In the interest of trying to avoid overload, This has been broken up over a couple of days. Read on, and I look forward to your commentary.
Hello again, it's time for another infrequent post by Jim the Windows admin. Since about Thanksgiving, here at our shop we have been getting a crash course in VOIP setup. Our current setup is an old Executone system that has been a work horse here at the shop for at least 8 years before I even got here. Unfortunately, like all old horses, it needs to be put out to pasture. We initially looked at going to VOIP almost a year ago, and to paraphrase the CFO "Limp the current system as long as possible". So of course when November rolls around and the system is restarting itself and dumping all calls 4-5 times a day, we suddenly have funding for a VOIP setup. Go figure. So luckily for us, we have a server we just freed up and our adventures with Asterisk can begin!
The project kicked off with the boss installing CentOS 5.0 and Elastix on a newly spare server. The last 3 weeks have been spent with the 3 man IT department here testing various phones and trying to emulate our current functionality in the new system as closely to the original as possible. For the most part the process hasn't been too bad. We've made a couple of rookie mistakes here and there, but we have a mostly operation system here. Here are a few things I've discovered while working on the system.
With the rushed time table we were handed, we have looked at 4 different brands of phones for use here in the shop. We looked at the Linksys SPA942, a PolyCom SoundPoint IP 330, a Polycom SoundPoint IP 430, a Cisco 7941 and a little later an Aastra 480i (make a note of this model number, it will come into play later). The dead simplest to set up (and the one the brass here liked the most) was the Linksys SPA942. If you don't need to do a firmware upgrade, you can go from box to working in about 5 minutes, which we in IT thoroughly enjoyed. Of course, after using the phone a bit more, we found that it is not as configurable as some of the other phones on the market (say the Aastra for example) but is perfectly serviceable for what we need. Not to mention it doesn't require text files to do configuration like the Polycom and Aastra phones. As for the Cisco, I'm not sure if we ever got it working. The boss said he would get to it, and I never felt like dealing with it. Sometimes it is good to be the underling.
After doing a little playing around with the setup on the Linksys, we decided to try out its functionality with POE and connecting the phone inline with the between the computer and the wall.
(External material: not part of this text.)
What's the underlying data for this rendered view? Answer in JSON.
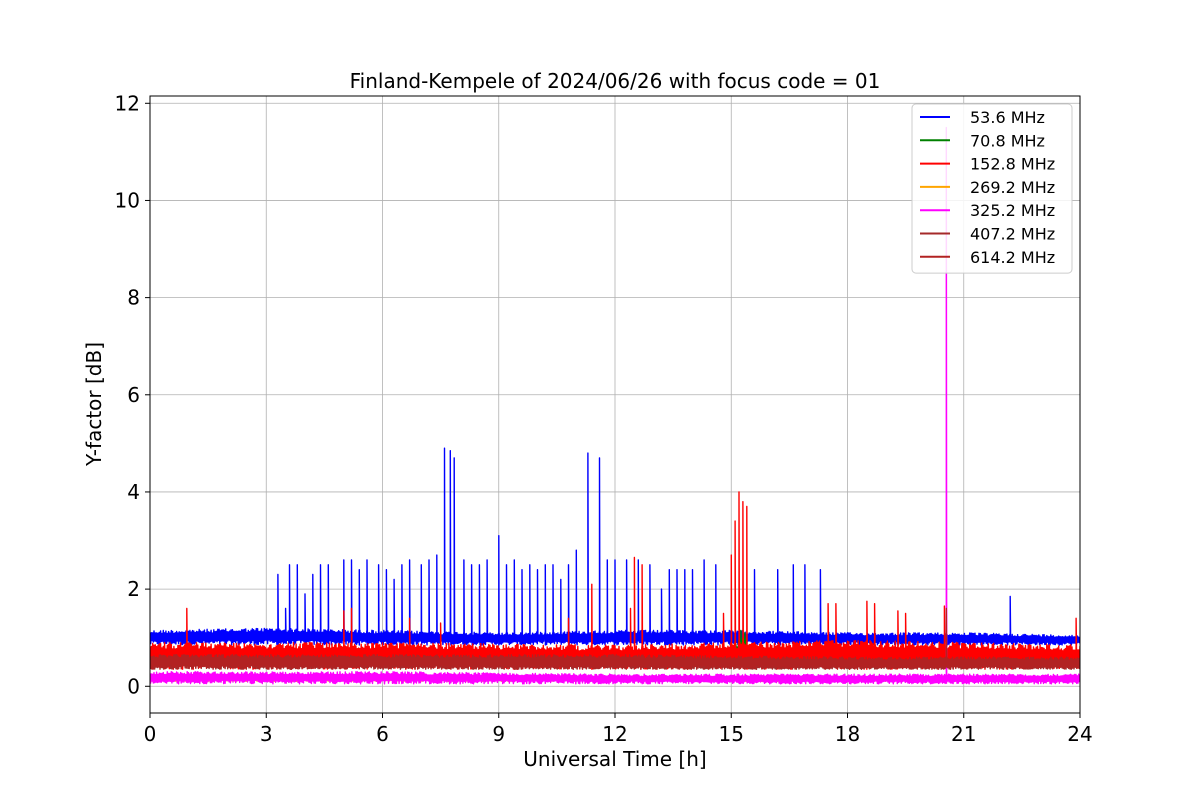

To do this, we used a Dell Powerconnect 3448p to provide the POE and we also configured a VLAN for the phones. All was well, up until I decided to change something on one of the phones and my internet connection dropped. Apparently, when the phone reboots (which is does whenever you make a change on its web interface), the power is cut to its ethernet temporarily and you lose the packet forwarding through the phone. Granted it's only momentary, but suddenly dropping your SSH connection to the phone server is very annoying when you are editing a file.
The other thing I found during this process concerns our network map of the shop. The network map of the shop is old. And by old, I mean somewhere in the neighborhood of 6-8 years old. In that time, a new area in the shop was wired up and ports have been added in new places. And apparently no one bothered to label these new ports on the map. Proceed immediately to crawling under desks and trying to read someone's chicken scratch handwriting since they didn't bother with a label maker either. And to top it off, if the port was a low number (ie.6), you had to figure out if it was panel A or panel B. (Apparently starting the numbering where the first panel left off would have been too easy.) All said and done, flashing phones, installing them on desks, and moving ports around took about 3-4 hours and ate most of the Sunday after Thanksgiving day.
Remember that 480i I mentioned earlier? Well, my boss wanted to get a phone for our photo studio that would have multiple handsets since it is a rather large work area. And the 480i seemed to fit the bill. Of course he failed to notice one minor thing. Aastra has a 480i and a 480i CT. The two phones are completely identical in look function (and manual according to the site) excepting of course the ability to pair to a cordless handset. I am still waiting for the right phone to come in.